Dr. Sohl’s work on Snowball Earth is useful for astrophysicists studying the habitability of other planets. “Habitable” is not a well-defined term, but the general assumption is that the presence of liquid water determines whether or not life can exist. Astrophysicists look at the relationship between the reflectivity of a planet’s surface, its distance from a star, and the brightness of that star to calculate if a planet has an average temperature above 0 °C. An above-freezing temperature means life might be able to flourish. Dr. Sohl’s Snowball Earth simulations have shown that select regions on earth were habitable even when the average global temperate was -12 °C. The models brought nuance to the picture, by considering the effects of an atmosphere and thermal ocean currents, which allowed for a broad band of open ocean at the equator. “You can still have water and life on the surface of a planet that was rather colder than [the astrophysicists] were considering,” notes Dr. Sohl. “That was kind of an eye opener for that community.”

With human-driven climate change, our world is once again becoming a different planet, and the work of paleoclimatologists is increasingly important as we try to envision the future. For insight, Dr. Sohl and her colleagues at NASA are looking back some 3.2 million years ago to the Pliocene period, when the CO₂ levels in earth’s atmosphere were around 400 parts per million, a little below what they are today. The Pliocene climate gives us a glimpse of how our planet might look if we stopped emissions now and the climate began to stabilize – Which regions could become too hot to sustain human life? Where might there be more or less rain? Many communities depend on melting snowpacks for water in the spring and summer; the Pliocine climate points to where winter precipitation may shift from snow to rain, spelling problems for water supply in the warmer seasons.
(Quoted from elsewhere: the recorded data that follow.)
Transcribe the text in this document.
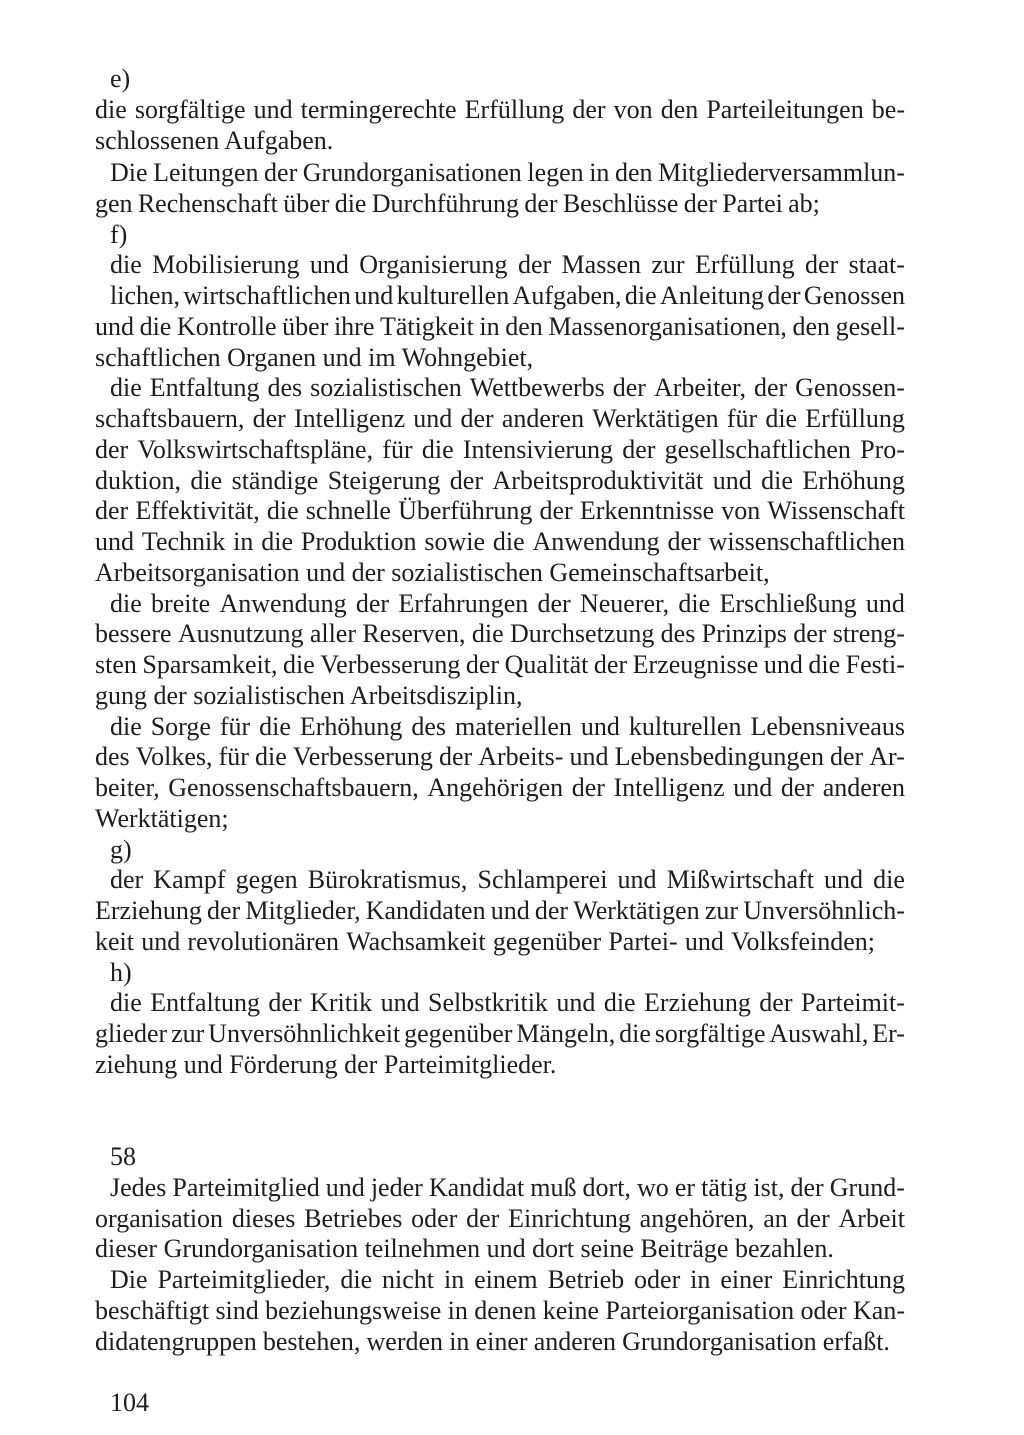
e)

die sorgfältige und termingerechte Erfüllung der von den Parteileitungen be-

schlossenen Aufgaben.

Die Leitungen der Grundorganisationen legen in den Mitgliederversammlun-

gen Rechenschaft über die Durchführung der Beschlüsse der Partei ab;

f)

die Mobilisierung und Organisierung der Massen zur Erfüllung der staat-

lichen, wirtschaftlichen und kulturellen Aufgaben, die Anleitung der Genossen

und die Kontrolle über ihre Tätigkeit in den Massenorganisationen, den gesell-

schaftlichen Organen und im Wohngebiet,

die Entfaltung des sozialistischen Wettbewerbs der Arbeiter, der Genossen-

schaftsbauern, der Intelligenz und der anderen Werktätigen für die Erfüllung

der Volkswirtschaftspläne, für die Intensivierung der gesellschaftlichen Pro-

duktion, die ständige Steigerung der Arbeitsproduktivität und die Erhöhung

der Effektivität, die schnelle Überführung der Erkenntnisse von Wissenschaft

und Technik in die Produktion sowie die Anwendung der wissenschaftlichen

Arbeitsorganisation und der sozialistischen Gemeinschaftsarbeit,

die breite Anwendung der Erfahrungen der Neuerer, die Erschließung und

bessere Ausnutzung aller Reserven, die Durchsetzung des Prinzips der streng-

sten Sparsamkeit, die Verbesserung der Qualität der Erzeugnisse und die Festi-

gung der sozialistischen Arbeitsdisziplin,

die Sorge für die Erhöhung des materiellen und kulturellen Lebensniveaus

des Volkes, für die Verbesserung der Arbeits- und Lebensbedingungen der Ar-

beiter, Genossenschaftsbauern, Angehörigen der Intelligenz und der anderen

Werktätigen;

g)

der Kampf gegen Bürokratismus, Schlamperei und Mißwirtschaft und die

Erziehung der Mitglieder, Kandidaten und der Werktätigen zur Unversöhnlich-

keit und revolutionären Wachsamkeit gegenüber Partei- und Volksfeinden;

h)

die Entfaltung der Kritik und Selbstkritik und die Erziehung der Parteimit-

glieder zur Unversöhnlichkeit gegenüber Mängeln, die sorgfältige Auswahl, Er-

ziehung und Förderung der Parteimitglieder.

58

Jedes Parteimitglied und jeder Kandidat muß dort, wo er tätig ist, der Grund-

organisation dieses Betriebes oder der Einrichtung angehören, an der Arbeit

dieser Grundorganisation teilnehmen und dort seine Beiträge bezahlen.

Die Parteimitglieder, die nicht in einem Betrieb oder in einer Einrichtung

beschäftigt sind beziehungsweise in denen keine Parteiorganisation oder Kan-

didatengruppen bestehen, werden in einer anderen Grundorganisation erfaßt.

104
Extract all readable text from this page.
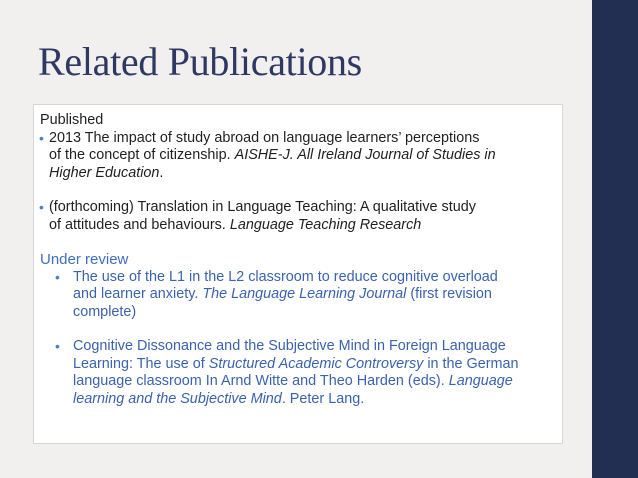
Related Publications

Published

• 2013 The impact of study abroad on language learners’ perceptions
of the concept of citizenship. AISHE-J. All Ireland Journal of Studies in
Higher Education.
• (forthcoming) Translation in Language Teaching: A qualitative study
of attitudes and behaviours. Language Teaching Research

Under review

• The use of the L1 in the L2 classroom to reduce cognitive overload
and learner anxiety. The Language Learning Journal (first revision
complete)
• Cognitive Dissonance and the Subjective Mind in Foreign Language
Learning: The use of Structured Academic Controversy in the German
language classroom In Arnd Witte and Theo Harden (eds). Language
learning and the Subjective Mind. Peter Lang.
For research that can be as far flung as identifying habitable exoplanets, Dr. Sohl’s work has useful local applications. Climate modeling as a tool can help answer pressing regional questions by simulating global warming scenarios. In the course of Dr. Sohl’s career, she and her colleagues have connected with policymakers by listening to their questions for emergency planning, long-term master planning, infrastructure issues, and public health. These conversations help the scientists glean relevant information from model results to better quantify risk and inform planning. Over the past ten years Dr. Sohl has seen climate scientists move from the “I have done my research, I will tell you my results” approach towards “Tell me your concerns and I will try to do some work that specifically addresses them” – a much more enlightened way for science to inform policy.

Dr. Sohl is the first to recognize the limitations of climate modeling work. “When communities don’t have the resources to do much, what are you in a position to help them with? Climate predictions may only be a small piece of what they need, so then you become part of a larger team.” The challenge for scientists and policymakers examining broad climate trends is to support and coordinate with communities that are working on adaptation from the bottom-up, at a scale much finer than any model could provide.

Star Trek’s Mr. Spock once observed it was “curious how often you humans manage to obtain that which you do not want.” He was referring to war, but could just as easily have been talking about climate change. A truly collaborative approach, informed by model predictions, but driven by local needs may be one way to steer spaceship earth towards what we do want, a future where all can live long and prosper.